Union Budget 2017-18: Implications for the Bottom of the Pyramid

In his landmark book, “Fortune at the bottom of the Pyramid”, noted writer, the late C K Prahlad, had talked about how the poorest of the poor could emerge as a potent market in the future. The Union Budget 2017-18 surely seems to have taken a cue from Prahlad’s book. The bottom of the pyramid had generally been subject to some macro level allocations with little focus on whether the trickle-down impact actually worked. This Union Budget 2017-18 has not only identified the bottom of the pyramid as a distinct constituency but has also ensured that the effort goes beyond allocations and focuses on the trickle-down effect too…

How this Union Budget addresses the Bottom of the Pyramid?
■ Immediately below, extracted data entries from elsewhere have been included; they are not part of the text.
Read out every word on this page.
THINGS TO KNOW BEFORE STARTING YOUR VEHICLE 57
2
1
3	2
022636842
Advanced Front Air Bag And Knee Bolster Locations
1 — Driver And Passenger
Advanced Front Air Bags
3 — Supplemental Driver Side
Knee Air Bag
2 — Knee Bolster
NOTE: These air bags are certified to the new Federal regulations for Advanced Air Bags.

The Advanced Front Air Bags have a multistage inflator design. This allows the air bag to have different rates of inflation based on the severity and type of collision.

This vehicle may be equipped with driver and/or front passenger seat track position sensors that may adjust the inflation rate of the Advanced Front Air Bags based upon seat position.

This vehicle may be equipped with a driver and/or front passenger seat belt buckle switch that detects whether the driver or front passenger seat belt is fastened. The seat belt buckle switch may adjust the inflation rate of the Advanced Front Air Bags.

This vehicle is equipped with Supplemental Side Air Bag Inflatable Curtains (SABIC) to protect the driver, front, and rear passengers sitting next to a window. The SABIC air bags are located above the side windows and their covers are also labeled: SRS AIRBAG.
  • Purchasing power and incomes are largely driven by the availability of opportunities. It has been observed that ensuring employment opportunities for women in rural areas has a much better scope for enhancing rural incomes as the impact on household health, sanitation and nutrition is immediate. It is on these lines that the Mahila Shakti Kendra will be set up under the various Anganwadi centres in rural areas. These centres will help rural women with skill development, employment and digital literacy. Women with the skills will also be provided the knowhow and funding to translate these learnings into employing themselves and also creating jobs in rural areas. At the bottom of the pyramid, this could be a major force multiplier.
  • One of the major reasons for poor health and high death rates among children in India is the low quality of pre-natal and post-natal care. Continuing with the announcement made by the PM, the budget has announced the direct transfer of Rs.6000 to every underprivileged woman for her delivery at an institutional facility. This will also force the mother to vaccinate the child to give them immunity from a variety of diseases. With the millions of Jan Dhan accounts and financial inclusion focus, the money can be directly transferred to the woman to avoid any spillage and misuse.
  • A boost to the bottom of the pyramid means a boost to affordable housing. The government has given infrastructure status for affordable housing, especially in rural areas. This will invite a lot of institutional participation in the process of affordable housing as the economics will be a lot more favourable. The National Housing Bank will also refinance loans to affordable houses up to a total of Rs.20,000 crore which will enhance participation of banks and financial institutions. This will go a long way in putting greater social security and wealth in the hands of the underprivileged population.
  • When it comes to rural health, apart from pre-natal and post-natal deaths, the other big risk is communicable diseases. In fact, the impact of these contagious diseases is highest in rural areas as the level of immunity and awareness of vaccination is the lowest in such areas. The Union Budget has set an ambitious target to eliminate Filariasis by 2017, leprosy by 2018, measles by 2020 and Tuberculosis by 2025. All these diseases take a severe toll among the underprivileged sections of society and this can make a big difference to productivity and incomes.
  • The Union Budget has also set in motion a series of amendments to the Drugs and Cosmetics Rules so that important and life-saving drugs in their generic form are made available at regulated rates to the less privileged sections of society. The benefits of advances in medical research have not really percolated to the bottom of the pyramid and that could be the key differentiator in making them more productive.
  • Labour reforms have been a contentious issue for a long time. But these labour reforms are long overdue for balancing two forces. On the one hand businesses need to feel confident to set up industries and create employment opportunities in such areas. Secondly, it needs to be ensured that the interests of the less privileged sections are adequately protected by the government as they have much lesser bargaining power. The Union Budget has proposed to simplify and amalgamate labour laws under one of the following 4 codes viz. Wages, Industrial Relations, Social Security and Safety. This will go a long way in simplifying the relationship and balance the interests of industry and labour.

The reforms for the bottom of the pyramid have been undertaken with 3 themes in mind. Firstly, the focus has been as much on the conception as on the implementation. Secondly, the Union Budget has not made any trickle-down assumption and hence addressed micro issues like use of Anganwadis, SHGs etc. Lastly, the big focus of this Union Budget has been on health as that forms the core of productivity among the underprivileged sections. To put it succinctly, the Union Budget has made a big attempt to give a basic boost to the large masses at the bottom of the pyramid. The start is surely promising!